Let $(X_1,…,X_n)$ be a random sample with PDF $f(x;\theta) = \frac{x}{\theta}\exp(-x^2/(2\theta)), \theta > 0$
I want to show that the likelihood ratio test of $H_0 : \theta \le \theta_0$ against $H_1 : \theta > \theta_0$ where $\theta_0>0$ is given is a Chi-square test
This gives that the the likelihood function $\displaystyle L(\theta) = \frac{\prod x_i}{\theta^n}\exp(-\sum x_i^2/2\theta)$
I am going to set $t = \prod X_i$ and $s = \sum X_i^2$. So we get $\displaystyle L(\theta) = \frac{t}{\theta^n}\exp(-s/2\theta)$. And $\max_{\theta \ge 0 }L(\theta)$ occurs when $\theta = \frac{s}{2n}$
And $\max_{0 \le \theta \le \theta_0} L(\theta) = \begin{cases}
L(\frac{s}{2n})&\text{if }\theta_0 \ge \frac{s}{2n}\\
L(\theta_0)&\text{else}
\end{cases}$
Now we have
$$
\Lambda_{H_0} = \frac{\max_{0 \le \theta \le \theta_0} L(\theta)}{\max_{0 \le \theta } L(\theta)} = \begin{cases} 1 &\text{if } \theta_0 \ge \frac{s}{2n}\\ \bigg (\frac{s}{2n\theta_0}\bigg)^n\exp(n – s/(2\theta_0))&\text{else}
\end{cases}
$$
Hopefully I have calculated both of those correct, now is where I run into my issue I don't quite see how this is a Chi-square test.
Best Answer
The given density is a Rayleigh. If a sufficient estimator exists, the test must be based on this estimator.

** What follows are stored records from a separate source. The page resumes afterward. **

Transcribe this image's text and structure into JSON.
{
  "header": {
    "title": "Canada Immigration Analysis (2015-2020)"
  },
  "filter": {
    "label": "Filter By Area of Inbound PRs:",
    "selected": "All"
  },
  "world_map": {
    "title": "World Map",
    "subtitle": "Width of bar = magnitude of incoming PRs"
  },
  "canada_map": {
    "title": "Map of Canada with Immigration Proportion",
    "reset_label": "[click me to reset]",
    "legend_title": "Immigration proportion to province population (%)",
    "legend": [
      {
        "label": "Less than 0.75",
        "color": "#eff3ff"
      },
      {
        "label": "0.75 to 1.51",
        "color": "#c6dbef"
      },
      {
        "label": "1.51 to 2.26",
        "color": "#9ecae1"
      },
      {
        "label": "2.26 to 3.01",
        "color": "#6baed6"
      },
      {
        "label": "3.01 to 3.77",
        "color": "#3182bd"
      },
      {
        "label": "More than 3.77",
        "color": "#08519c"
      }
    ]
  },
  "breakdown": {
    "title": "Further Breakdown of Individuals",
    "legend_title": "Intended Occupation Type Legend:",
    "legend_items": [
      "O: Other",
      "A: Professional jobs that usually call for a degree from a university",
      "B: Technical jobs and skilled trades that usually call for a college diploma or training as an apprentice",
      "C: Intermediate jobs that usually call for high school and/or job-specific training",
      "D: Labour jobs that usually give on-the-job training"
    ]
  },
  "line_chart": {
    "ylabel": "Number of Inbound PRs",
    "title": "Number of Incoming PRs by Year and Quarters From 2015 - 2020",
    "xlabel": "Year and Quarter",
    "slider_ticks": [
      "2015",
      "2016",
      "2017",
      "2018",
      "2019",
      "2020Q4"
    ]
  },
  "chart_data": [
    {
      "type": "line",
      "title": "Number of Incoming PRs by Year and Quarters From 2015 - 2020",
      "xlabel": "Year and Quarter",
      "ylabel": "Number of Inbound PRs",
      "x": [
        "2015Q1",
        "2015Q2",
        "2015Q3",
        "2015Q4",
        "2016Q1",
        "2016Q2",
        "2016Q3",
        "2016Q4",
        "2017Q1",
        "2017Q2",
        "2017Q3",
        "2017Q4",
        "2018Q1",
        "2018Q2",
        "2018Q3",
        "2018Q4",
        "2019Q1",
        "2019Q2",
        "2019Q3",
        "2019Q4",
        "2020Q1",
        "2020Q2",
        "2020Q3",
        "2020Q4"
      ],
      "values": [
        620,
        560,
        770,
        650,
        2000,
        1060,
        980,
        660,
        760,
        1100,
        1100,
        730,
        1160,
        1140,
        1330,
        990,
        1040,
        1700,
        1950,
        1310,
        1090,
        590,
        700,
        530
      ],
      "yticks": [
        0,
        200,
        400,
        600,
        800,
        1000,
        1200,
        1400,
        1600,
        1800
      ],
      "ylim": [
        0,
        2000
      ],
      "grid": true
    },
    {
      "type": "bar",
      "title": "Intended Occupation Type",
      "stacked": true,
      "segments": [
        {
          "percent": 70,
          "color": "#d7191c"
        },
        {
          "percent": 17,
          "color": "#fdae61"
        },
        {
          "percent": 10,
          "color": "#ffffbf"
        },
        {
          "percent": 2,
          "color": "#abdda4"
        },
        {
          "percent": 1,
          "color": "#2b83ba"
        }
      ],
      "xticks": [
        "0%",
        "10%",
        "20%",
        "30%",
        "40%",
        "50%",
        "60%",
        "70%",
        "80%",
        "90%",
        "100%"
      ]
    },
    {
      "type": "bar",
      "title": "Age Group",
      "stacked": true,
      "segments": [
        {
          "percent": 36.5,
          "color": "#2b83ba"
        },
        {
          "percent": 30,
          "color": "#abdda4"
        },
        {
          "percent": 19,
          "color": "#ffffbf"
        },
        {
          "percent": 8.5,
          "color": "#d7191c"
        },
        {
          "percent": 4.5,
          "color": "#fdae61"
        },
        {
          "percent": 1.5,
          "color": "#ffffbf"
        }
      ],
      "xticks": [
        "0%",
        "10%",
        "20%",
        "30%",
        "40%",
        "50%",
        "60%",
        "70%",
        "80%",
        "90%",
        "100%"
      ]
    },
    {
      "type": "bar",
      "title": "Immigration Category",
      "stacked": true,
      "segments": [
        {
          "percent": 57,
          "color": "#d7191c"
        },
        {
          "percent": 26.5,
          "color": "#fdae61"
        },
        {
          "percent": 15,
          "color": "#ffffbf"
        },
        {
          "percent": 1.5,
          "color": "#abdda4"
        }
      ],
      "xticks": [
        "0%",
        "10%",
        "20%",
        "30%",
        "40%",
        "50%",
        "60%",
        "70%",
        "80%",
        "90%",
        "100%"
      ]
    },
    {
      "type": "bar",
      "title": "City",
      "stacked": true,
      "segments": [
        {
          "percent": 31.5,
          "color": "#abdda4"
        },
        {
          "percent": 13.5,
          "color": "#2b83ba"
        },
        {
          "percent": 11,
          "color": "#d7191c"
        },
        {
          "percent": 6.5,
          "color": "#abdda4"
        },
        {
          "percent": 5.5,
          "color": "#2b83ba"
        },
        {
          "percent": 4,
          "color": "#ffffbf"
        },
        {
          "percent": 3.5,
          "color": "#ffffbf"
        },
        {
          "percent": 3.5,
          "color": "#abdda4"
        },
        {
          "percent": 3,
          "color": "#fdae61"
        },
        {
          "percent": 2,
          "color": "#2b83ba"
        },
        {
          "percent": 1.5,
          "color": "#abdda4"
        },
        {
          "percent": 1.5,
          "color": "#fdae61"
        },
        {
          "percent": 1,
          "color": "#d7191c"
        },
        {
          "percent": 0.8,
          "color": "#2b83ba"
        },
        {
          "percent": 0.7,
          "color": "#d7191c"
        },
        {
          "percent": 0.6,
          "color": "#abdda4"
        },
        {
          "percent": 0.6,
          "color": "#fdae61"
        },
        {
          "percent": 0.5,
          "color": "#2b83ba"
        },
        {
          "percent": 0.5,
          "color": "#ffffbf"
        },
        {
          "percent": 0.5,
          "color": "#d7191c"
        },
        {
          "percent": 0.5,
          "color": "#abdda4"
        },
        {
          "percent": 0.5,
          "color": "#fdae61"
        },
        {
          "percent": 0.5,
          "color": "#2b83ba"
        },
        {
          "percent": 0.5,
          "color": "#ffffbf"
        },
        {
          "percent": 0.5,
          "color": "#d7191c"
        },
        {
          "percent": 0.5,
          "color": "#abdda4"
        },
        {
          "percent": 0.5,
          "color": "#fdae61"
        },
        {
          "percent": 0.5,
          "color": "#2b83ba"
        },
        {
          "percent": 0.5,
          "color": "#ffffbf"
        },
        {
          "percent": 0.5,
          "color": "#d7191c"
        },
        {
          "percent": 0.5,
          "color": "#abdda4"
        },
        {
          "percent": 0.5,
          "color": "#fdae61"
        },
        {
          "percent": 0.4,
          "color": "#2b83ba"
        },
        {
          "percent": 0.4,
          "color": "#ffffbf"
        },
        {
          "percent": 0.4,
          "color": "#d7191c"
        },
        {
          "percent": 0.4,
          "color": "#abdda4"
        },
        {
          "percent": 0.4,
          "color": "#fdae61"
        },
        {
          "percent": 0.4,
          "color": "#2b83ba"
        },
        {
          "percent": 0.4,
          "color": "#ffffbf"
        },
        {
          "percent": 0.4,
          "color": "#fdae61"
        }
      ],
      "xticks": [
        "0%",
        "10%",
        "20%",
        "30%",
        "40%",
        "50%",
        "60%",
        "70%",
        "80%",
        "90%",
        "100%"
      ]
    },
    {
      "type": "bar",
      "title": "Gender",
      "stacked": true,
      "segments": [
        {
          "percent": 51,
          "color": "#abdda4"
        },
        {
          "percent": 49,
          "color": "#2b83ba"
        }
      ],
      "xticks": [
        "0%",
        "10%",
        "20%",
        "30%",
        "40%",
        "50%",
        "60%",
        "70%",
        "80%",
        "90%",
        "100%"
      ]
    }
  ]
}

It is very easy to verify, via factorization theorem, that this sufficient statistic is $T=\sum_{i} X_i^2$
Now let's derive the density of $Y=X^2$
Via fundamental transformation theorem you find
$$f_Y(y)=\frac{\sqrt{y}}{\theta}e^{-\frac{y}{2\theta}}\frac{1}{2\sqrt{y}}=\frac{1}{2\theta}e^{-\frac{y}{2\theta}}\sim Exp(\frac{1}{2\theta})=Gamma(1;\frac{1}{2\theta})$$
Now
$$\sum_i X_i^2 \sim Gamma (n;\frac{1}{2\theta})$$
And concluding...
$$\frac{1}{\theta}\sum_i X_i^2\sim \chi_{(2n)}^2$$
To find the critical region, first observe that $\theta_0 < \theta_1$ and
$$\frac{L(\theta_0|\mathbf{x})}{ L(\theta_1|\mathbf{x}) }\propto e^{(\frac{1}{2\theta_1}-\frac{1}{2\theta_0 })\sum_iX_i^2}$$
It is evident that LR is a decreasing function of $T=\sum_iX_i^2$.
Now you can apply Theorem 9.6 taken from Mood Graybill Boes and define the critical region
$$C=\{\mathbf{x}:\sum_iX_i^2>k\}$$
getting a size $\alpha$ UMP Test for $\mathcal{H}_0:\theta \leq \theta_0$ against $\mathcal{H}_1:\theta > \theta_0$ using a chi-square distribution as showed above.